Thanks for sharing with 5 Minute Friday today. I'm a rush past the roses kind of person too. My husband is also the opposite. The best analagy I can give is in the grocery store. I pick up what I need and keep moving. My husband stops and reads the lables, smells the fruit, etc. I'm at the back of the store and he's still in produce. It irritates me at times, but still, He is teaching me to slow down and enjoy the things in life that I will not get back if I keep running past them. Blessings to you and your family as we both stop and take a moment to stay where God would have us and just enjoy the moment!

Cheri said...

It's called post election stress syndrome, i had it:) I think our husbands are so thankful for all the things we take for granted that God put us together for a reason. I think all we can do now is enjoy one day at a time.

R. Molder said...

I think of the times in my life when I could wait to have a moment to breath and get to my huge to-do list only to find myself wiped out. I think our bodies and minds need time to rest before we can really kick back into gear! Praying you get all the rest you need this week!!!

WICK said...

It's definitely a great season to be reminded to breathe a little slower...good reminder. :)

Jess said...

Sorry your life has not slowed down as you had planned. I felt the same way when I came home from Allume (where I got to meet you!). Even though I have cut things out of my life, it seems as though there is always something that can and will take the place of the activities that were removed.

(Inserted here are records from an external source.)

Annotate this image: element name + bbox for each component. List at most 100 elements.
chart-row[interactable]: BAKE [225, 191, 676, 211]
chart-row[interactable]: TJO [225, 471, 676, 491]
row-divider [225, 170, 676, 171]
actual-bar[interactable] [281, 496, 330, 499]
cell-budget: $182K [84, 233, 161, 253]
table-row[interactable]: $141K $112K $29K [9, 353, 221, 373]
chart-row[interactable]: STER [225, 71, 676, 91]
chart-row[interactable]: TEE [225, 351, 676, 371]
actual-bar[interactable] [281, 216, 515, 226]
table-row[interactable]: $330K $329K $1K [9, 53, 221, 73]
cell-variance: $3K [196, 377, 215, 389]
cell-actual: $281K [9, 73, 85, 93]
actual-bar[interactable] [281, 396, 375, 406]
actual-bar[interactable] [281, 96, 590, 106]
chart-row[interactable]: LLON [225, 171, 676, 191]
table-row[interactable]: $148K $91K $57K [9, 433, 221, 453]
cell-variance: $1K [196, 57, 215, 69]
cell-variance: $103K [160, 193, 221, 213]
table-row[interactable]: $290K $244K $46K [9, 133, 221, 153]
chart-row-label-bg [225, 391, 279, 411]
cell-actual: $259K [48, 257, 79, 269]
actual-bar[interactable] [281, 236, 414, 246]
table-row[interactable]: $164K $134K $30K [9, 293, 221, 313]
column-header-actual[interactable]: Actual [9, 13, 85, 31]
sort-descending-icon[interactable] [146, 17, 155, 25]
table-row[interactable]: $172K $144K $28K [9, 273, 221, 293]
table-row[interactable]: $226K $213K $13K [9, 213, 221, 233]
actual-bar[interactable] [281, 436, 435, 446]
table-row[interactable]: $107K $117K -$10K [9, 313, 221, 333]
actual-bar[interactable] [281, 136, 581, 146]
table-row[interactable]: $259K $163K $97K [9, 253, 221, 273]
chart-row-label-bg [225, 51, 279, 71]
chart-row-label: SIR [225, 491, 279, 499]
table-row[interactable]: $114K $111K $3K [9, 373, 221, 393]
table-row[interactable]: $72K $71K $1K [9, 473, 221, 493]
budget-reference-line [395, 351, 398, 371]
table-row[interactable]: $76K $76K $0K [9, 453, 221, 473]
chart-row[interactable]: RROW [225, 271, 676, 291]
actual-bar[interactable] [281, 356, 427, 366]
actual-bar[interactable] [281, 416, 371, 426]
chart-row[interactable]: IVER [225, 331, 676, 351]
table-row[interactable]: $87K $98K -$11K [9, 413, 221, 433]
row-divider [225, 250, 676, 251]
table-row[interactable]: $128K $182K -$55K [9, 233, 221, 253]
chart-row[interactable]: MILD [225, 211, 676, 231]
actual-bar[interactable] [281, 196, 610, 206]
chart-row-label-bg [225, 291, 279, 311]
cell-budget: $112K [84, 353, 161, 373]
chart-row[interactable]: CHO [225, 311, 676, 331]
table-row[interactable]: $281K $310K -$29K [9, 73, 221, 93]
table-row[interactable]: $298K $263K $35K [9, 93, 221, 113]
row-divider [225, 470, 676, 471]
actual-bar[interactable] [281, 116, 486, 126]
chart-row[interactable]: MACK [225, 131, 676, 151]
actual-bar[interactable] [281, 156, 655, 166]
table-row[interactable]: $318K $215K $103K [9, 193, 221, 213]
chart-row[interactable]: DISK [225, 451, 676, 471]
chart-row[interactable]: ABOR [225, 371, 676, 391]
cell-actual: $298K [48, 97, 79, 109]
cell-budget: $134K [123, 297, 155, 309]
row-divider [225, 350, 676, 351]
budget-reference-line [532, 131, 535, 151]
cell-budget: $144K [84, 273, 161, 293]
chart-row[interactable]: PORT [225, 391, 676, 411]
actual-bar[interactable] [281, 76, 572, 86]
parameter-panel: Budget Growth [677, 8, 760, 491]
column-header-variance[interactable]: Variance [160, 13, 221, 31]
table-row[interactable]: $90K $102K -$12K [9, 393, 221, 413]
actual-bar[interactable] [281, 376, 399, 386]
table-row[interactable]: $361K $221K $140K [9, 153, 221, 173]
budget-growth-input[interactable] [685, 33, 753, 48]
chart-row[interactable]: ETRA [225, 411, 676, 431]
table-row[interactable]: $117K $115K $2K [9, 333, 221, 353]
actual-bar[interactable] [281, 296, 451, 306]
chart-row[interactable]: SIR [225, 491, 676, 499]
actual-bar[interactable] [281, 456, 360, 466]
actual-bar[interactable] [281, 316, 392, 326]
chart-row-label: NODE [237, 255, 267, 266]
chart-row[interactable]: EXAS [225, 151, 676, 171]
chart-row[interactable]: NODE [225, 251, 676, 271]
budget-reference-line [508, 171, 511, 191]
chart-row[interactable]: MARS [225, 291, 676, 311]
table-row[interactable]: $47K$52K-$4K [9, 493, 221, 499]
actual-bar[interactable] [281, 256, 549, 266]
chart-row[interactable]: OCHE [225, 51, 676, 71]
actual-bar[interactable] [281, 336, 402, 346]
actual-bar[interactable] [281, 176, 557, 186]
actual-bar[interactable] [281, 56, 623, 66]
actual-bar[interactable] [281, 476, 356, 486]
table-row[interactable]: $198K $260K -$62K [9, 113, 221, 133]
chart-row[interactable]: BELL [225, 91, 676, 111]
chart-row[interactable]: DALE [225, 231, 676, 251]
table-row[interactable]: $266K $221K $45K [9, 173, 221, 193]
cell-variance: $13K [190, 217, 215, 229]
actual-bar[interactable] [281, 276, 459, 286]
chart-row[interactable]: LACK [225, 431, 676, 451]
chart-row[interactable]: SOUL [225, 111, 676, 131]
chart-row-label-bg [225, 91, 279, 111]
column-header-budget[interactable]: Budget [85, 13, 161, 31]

I hope that as time goes on you will recuperate from the election a little bit more! Maybe pick a couple of things from your list that you really want to do this week, and hey, you can already check off "spend more time here on the blog, writing, and connecting with all of you". Hang in there.

Diane Moody said...

You had me at "magic eraser my walls." Wait. No, I'll be honest. You had me at the cinnamon crunch bagel. Or maybe it was the hazelnut coffee . . .

Seriously, I can't imagine what it's been like for you, being "there" in the middle of the election. It was hard enough on the rest of us! But hang in there. The hint of change in the air??? Keep us posted! Praying for you all!

And PLEASE apologize to your sweet Michael for a ridiculously belated birthday wish. I'm in deadline mode on my new book and only now coming up for air.

Love you guys. Have a BLESSED Thanksgiving next week!
Diane

Coffee Mom said...

Enjoy those roses and your man and this moment! (P.S. You helped inspire me to join in FMF for the first time!)